Dans une scène européenne metal / alternative rock qui oscille actuellement entre nostalgie du néo-metal et revival hardcore, Mascara trace une voie ultra cohérente et étonnamment maîtrisée pour un premier disque.
Going Postal s’inscrit dans cette lignée rare où le metal devient une matière atmosphérique, dense et vaporeuse. Impossible, bien sûr, de ne pas penser à l’ombre de la bande Chino Moreno. Mais Mascara ne se contente pas d’en reproduire la formule façon tribute band : le groupe parisien possède déjà un univers bien à lui.
Ce qui frappe d’abord, c’est la manière dont Mascara travaille l’espace sonore. Les riffs sont lourds, parfois massifs, mais toujours enveloppés dans une ambiance hypnotique, presque shoegaze. La voix, souvent vaporeuse, vient se poser au-dessus des guitares comme une brume. C’est particulièrement frappant sur "Marrow", où la tension flotte avant de se refermer sur un refrain dense et habité.
Le morceau d’ouverture, "Navo Ardor", joue parfaitement son rôle de porte d’entrée. Une montée lente où les guitares s’empilent progressivement avant qu’un refrain massif ne vienne tout faire exploser. Plus loin, "Nerium" reprend cette dynamique mais avec une guitare plus agressive, plus nerveuse. Ils savent effectivement avoir une approche plus frontale tout en gardant un côté mélancolique, ce qui était peut être moins cas sur des singles précédents cet album.
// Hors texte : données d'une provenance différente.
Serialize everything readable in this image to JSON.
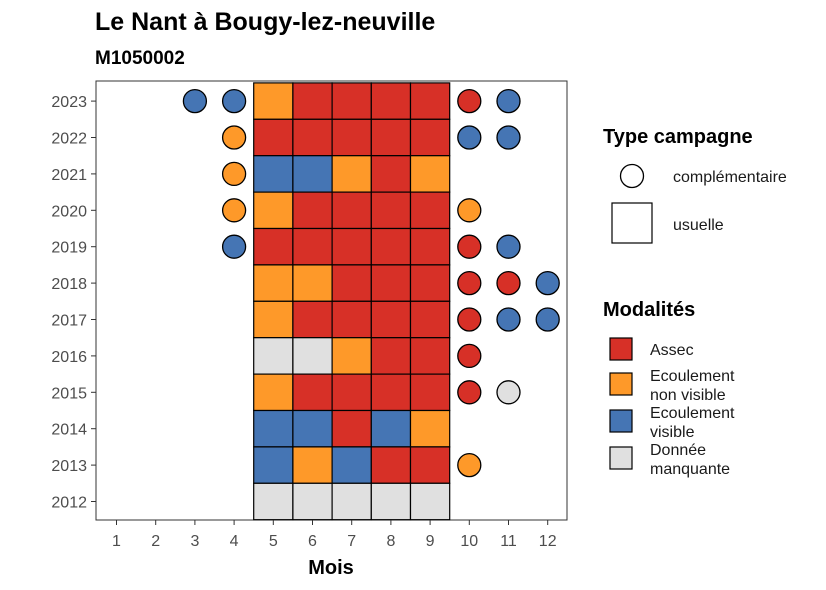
{
  "chart_data": {
    "type": "heatmap",
    "title": "Le Nant à Bougy-lez-neuville",
    "subtitle": "M1050002",
    "xlabel": "Mois",
    "ylabel": "",
    "x_ticks": [
      "1",
      "2",
      "3",
      "4",
      "5",
      "6",
      "7",
      "8",
      "9",
      "10",
      "11",
      "12"
    ],
    "y_ticks": [
      "2012",
      "2013",
      "2014",
      "2015",
      "2016",
      "2017",
      "2018",
      "2019",
      "2020",
      "2021",
      "2022",
      "2023"
    ],
    "colors": {
      "Assec": "#d73027",
      "Ecoulement non visible": "#fe9929",
      "Ecoulement visible": "#4575b4",
      "Donnée manquante": "#e0e0e0"
    },
    "usuelle": [
      {
        "year": 2023,
        "months": [
          "Ecoulement non visible",
          "Assec",
          "Assec",
          "Assec",
          "Assec"
        ]
      },
      {
        "year": 2022,
        "months": [
          "Assec",
          "Assec",
          "Assec",
          "Assec",
          "Assec"
        ]
      },
      {
        "year": 2021,
        "months": [
          "Ecoulement visible",
          "Ecoulement visible",
          "Ecoulement non visible",
          "Assec",
          "Ecoulement non visible"
        ]
      },
      {
        "year": 2020,
        "months": [
          "Ecoulement non visible",
          "Assec",
          "Assec",
          "Assec",
          "Assec"
        ]
      },
      {
        "year": 2019,
        "months": [
          "Assec",
          "Assec",
          "Assec",
          "Assec",
          "Assec"
        ]
      },
      {
        "year": 2018,
        "months": [
          "Ecoulement non visible",
          "Ecoulement non visible",
          "Assec",
          "Assec",
          "Assec"
        ]
      },
      {
        "year": 2017,
        "months": [
          "Ecoulement non visible",
          "Assec",
          "Assec",
          "Assec",
          "Assec"
        ]
      },
      {
        "year": 2016,
        "months": [
          "Donnée manquante",
          "Donnée manquante",
          "Ecoulement non visible",
          "Assec",
          "Assec"
        ]
      },
      {
        "year": 2015,
        "months": [
          "Ecoulement non visible",
          "Assec",
          "Assec",
          "Assec",
          "Assec"
        ]
      },
      {
        "year": 2014,
        "months": [
          "Ecoulement visible",
          "Ecoulement visible",
          "Assec",
          "Ecoulement visible",
          "Ecoulement non visible"
        ]
      },
      {
        "year": 2013,
        "months": [
          "Ecoulement visible",
          "Ecoulement non visible",
          "Ecoulement visible",
          "Assec",
          "Assec"
        ]
      },
      {
        "year": 2012,
        "months": [
          "Donnée manquante",
          "Donnée manquante",
          "Donnée manquante",
          "Donnée manquante",
          "Donnée manquante"
        ]
      }
    ],
    "usuelle_month_start": 5,
    "complementaire": [
      {
        "year": 2023,
        "month": 3,
        "modalite": "Ecoulement visible"
      },
      {
        "year": 2023,
        "month": 4,
        "modalite": "Ecoulement visible"
      },
      {
        "year": 2023,
        "month": 10,
        "modalite": "Assec"
      },
      {
        "year": 2023,
        "month": 11,
        "modalite": "Ecoulement visible"
      },
      {
        "year": 2022,
        "month": 4,
        "modalite": "Ecoulement non visible"
      },
      {
        "year": 2022,
        "month": 10,
        "modalite": "Ecoulement visible"
      },
      {
        "year": 2022,
        "month": 11,
        "modalite": "Ecoulement visible"
      },
      {
        "year": 2021,
        "month": 4,
        "modalite": "Ecoulement non visible"
      },
      {
        "year": 2020,
        "month": 4,
        "modalite": "Ecoulement non visible"
      },
      {
        "year": 2020,
        "month": 10,
        "modalite": "Ecoulement non visible"
      },
      {
        "year": 2019,
        "month": 4,
        "modalite": "Ecoulement visible"
      },
      {
        "year": 2019,
        "month": 10,
        "modalite": "Assec"
      },
      {
        "year": 2019,
        "month": 11,
        "modalite": "Ecoulement visible"
      },
      {
        "year": 2018,
        "month": 10,
        "modalite": "Assec"
      },
      {
        "year": 2018,
        "month": 11,
        "modalite": "Assec"
      },
      {
        "year": 2018,
        "month": 12,
        "modalite": "Ecoulement visible"
      },
      {
        "year": 2017,
        "month": 10,
        "modalite": "Assec"
      },
      {
        "year": 2017,
        "month": 11,
        "modalite": "Ecoulement visible"
      },
      {
        "year": 2017,
        "month": 12,
        "modalite": "Ecoulement visible"
      },
      {
        "year": 2016,
        "month": 10,
        "modalite": "Assec"
      },
      {
        "year": 2015,
        "month": 10,
        "modalite": "Assec"
      },
      {
        "year": 2015,
        "month": 11,
        "modalite": "Donnée manquante"
      },
      {
        "year": 2013,
        "month": 10,
        "modalite": "Ecoulement non visible"
      }
    ],
    "legend": {
      "campagne_title": "Type campagne",
      "campagne_items": [
        "complémentaire",
        "usuelle"
      ],
      "modalites_title": "Modalités",
      "modalites_items": [
        {
          "key": "Assec",
          "lines": [
            "Assec"
          ]
        },
        {
          "key": "Ecoulement non visible",
          "lines": [
            "Ecoulement",
            "non visible"
          ]
        },
        {
          "key": "Ecoulement visible",
          "lines": [
            "Ecoulement",
            "visible"
          ]
        },
        {
          "key": "Donnée manquante",
          "lines": [
            "Donnée",
            "manquante"
          ]
        }
      ]
    }
  }
}
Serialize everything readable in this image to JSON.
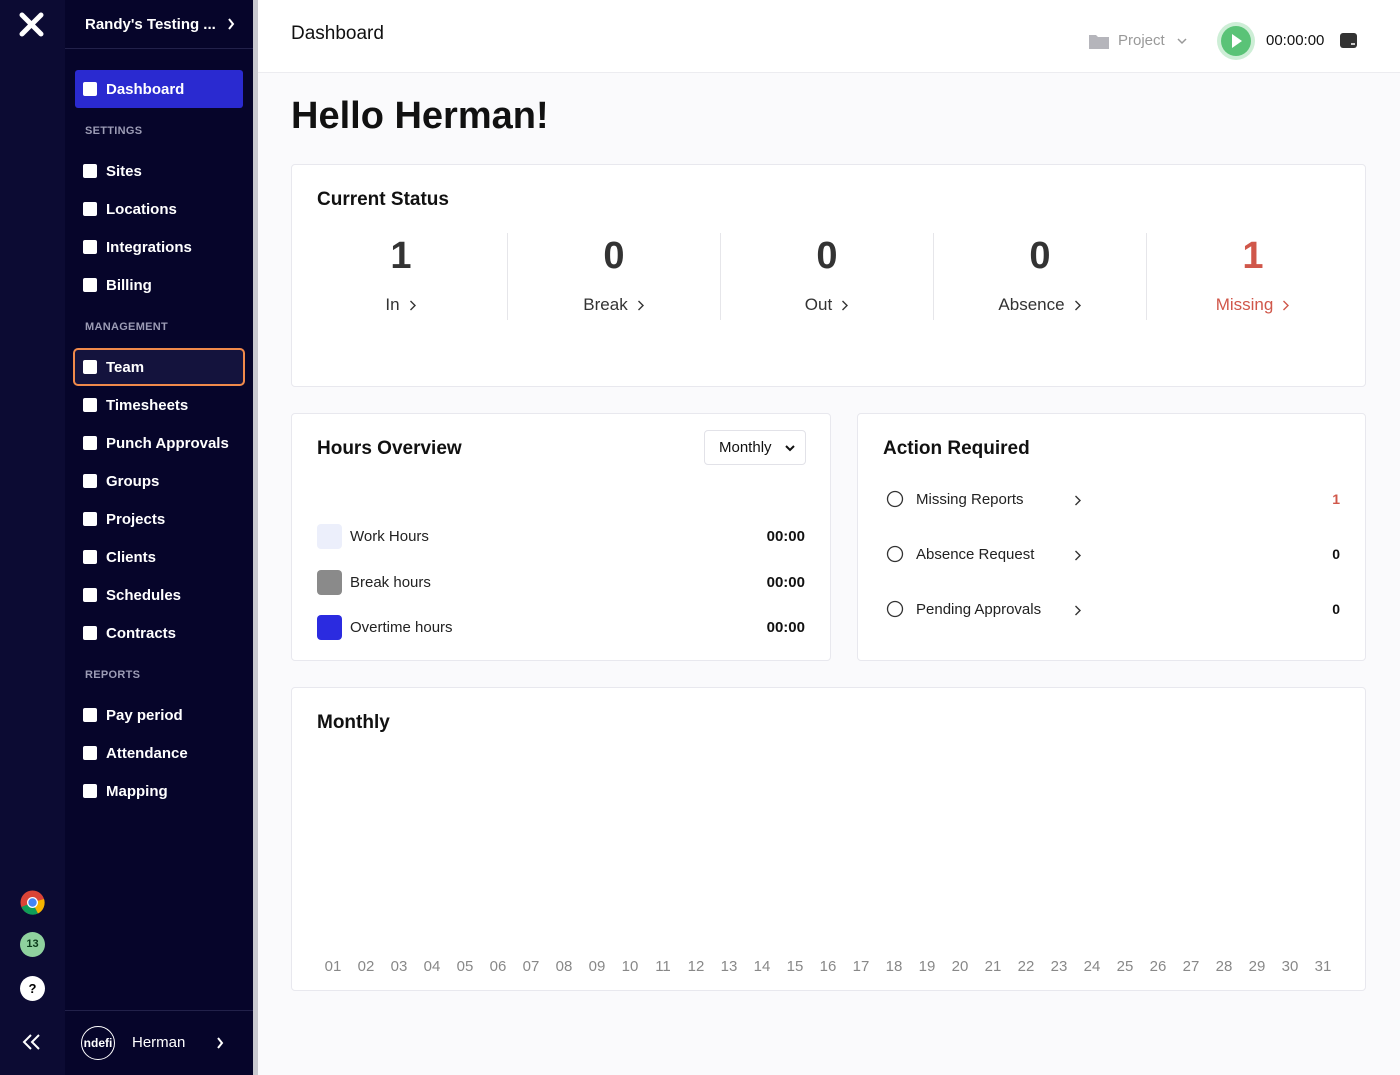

Ce qui rend Going Postal particulièrement intéressant, c’est la manière dont Mascara digère ses influences en donnant d’ailleurs au disque un aspect cinématographique avec quelques interludes.
"Withdrawal" agit d’ailleurs comme une lente descente. Le morceau se déploie comme une conversation perdue dans l’espace : les couches synthétiques s’effacent peu à peu, la tension retombe et l’album se referme avec une élégance sombre.
Avec ce premier album d’une grande qualité, Mascara frappe un grand coup. Un groupe à suivre de très près.